His mouth was warm and firm and sensual on hers and she knew instinctively he was seeking to break down her resistance with persuasion rather than force. And to what end? she thought desperately. He didn’t really want her any more, he had made it perfectly clear that he considered her damaged goods. No, this was a cruel revenge of the worst kind because once it was over he would leave her without a second thought. But that was what she wanted, surely? her mind ground on as his hands and mouth worked their magic on her shaking body. She’d made the decision three months ago that she had to leave and face the fury and hatred such an apparently motiveless action would bring down on her head; she couldn’t back out now, she just couldn’t. But she hadn’t envisaged this sweet torture, not in her wildest nightmares.
‘I could kill you for what you’ve done …’ His voice was a thick frantic murmur against the smooth white column of her throat as he groaned her name before devouring her lips again in a kiss that was endless.
She was powerless to hide the shudders that were coursing through her body, the touch, the taste of him was intoxicatingly delicious and she felt drunk with the pleasure his lovemaking induced. She knew she ought to continue to fight him, that it was madness to wind her arms round his neck and return his kisses in heated desire, but nevertheless that was exactly what she found herself doing.
The light jacket she had been wearing was at her feet—how it had got there she didn’t know—and now his hands were on the silky skin beneath her open blouse, his fingers gentle but firm as they moulded the soft fullness of her breasts. There was a moment of startled protest as his head lowered to take possession of what his hands had found, and then she was lost completely and utterly in the sensations his lips drew.
She loved him, so much, but she couldn’t—couldn’t …
‘Amy?’ Mrs Cox’s voice cut into the moment like a rapier-sharp blade. ‘Is that you out there, Amy? I heard a noise …’ They were hidden from sight behind the overgrown foliage in the small front garden, but as Blade stiffened and his hands and mouth froze Amy felt a deluge of icy water wash through her veins.
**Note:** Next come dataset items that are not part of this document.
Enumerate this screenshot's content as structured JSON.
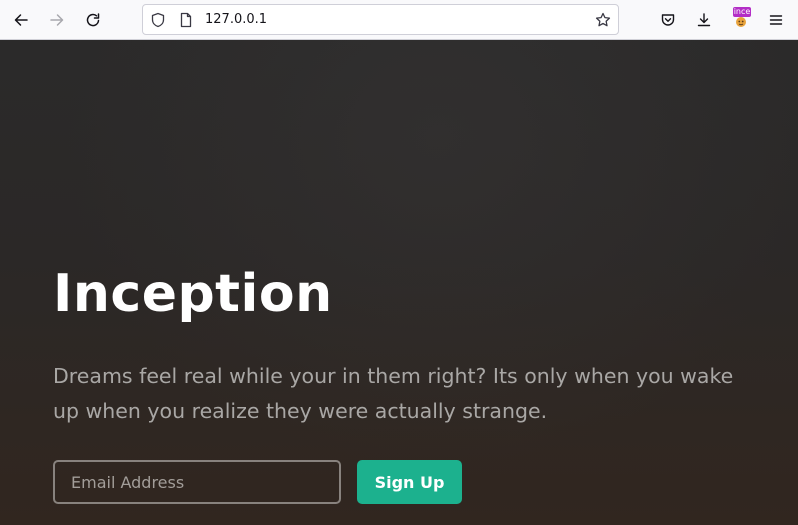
{
  "browser": {
    "url": "127.0.0.1",
    "extension_badge": "ince"
  },
  "icons": {
    "back": "arrow-left-icon",
    "forward": "arrow-right-icon",
    "reload": "reload-icon",
    "site_info": "shield-icon",
    "page": "page-icon",
    "bookmark": "star-icon",
    "pocket": "pocket-icon",
    "downloads": "download-icon",
    "extension": "extension-icon",
    "menu": "hamburger-menu-icon"
  },
  "hero": {
    "title": "Inception",
    "text": "Dreams feel real while your in them right? Its only when you wake up when you realize they were actually strange.",
    "email_placeholder": "Email Address",
    "signup_label": "Sign Up"
  },
  "colors": {
    "accent": "#1cb18e",
    "badge": "#b32ec6"
  }
}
She glanced down at her dishevelled clothing. What on earth had she been thinking of! What she’d been thinking of moved quickly, his voice light and pleasant with just the right touch of embarrassed warmth in it to appeal to an old woman’s motherly instincts. ‘It is Amy, Mrs … Cox?’ Blade moved out of the shadows and walked a few steps into the shaft of light from the open front door. ‘I walked Amy home from the restaurant, Mrs Cox. We were just saying good-night.’
‘Is that right?’ Mrs Cox’s normally slow Yorkshire drawl was tight with suspicion. ‘Where is she, then?’
‘Here, Mrs Cox.’ Amy moved out of the shadows as she pretended to tidy her hair, her clothing now in place.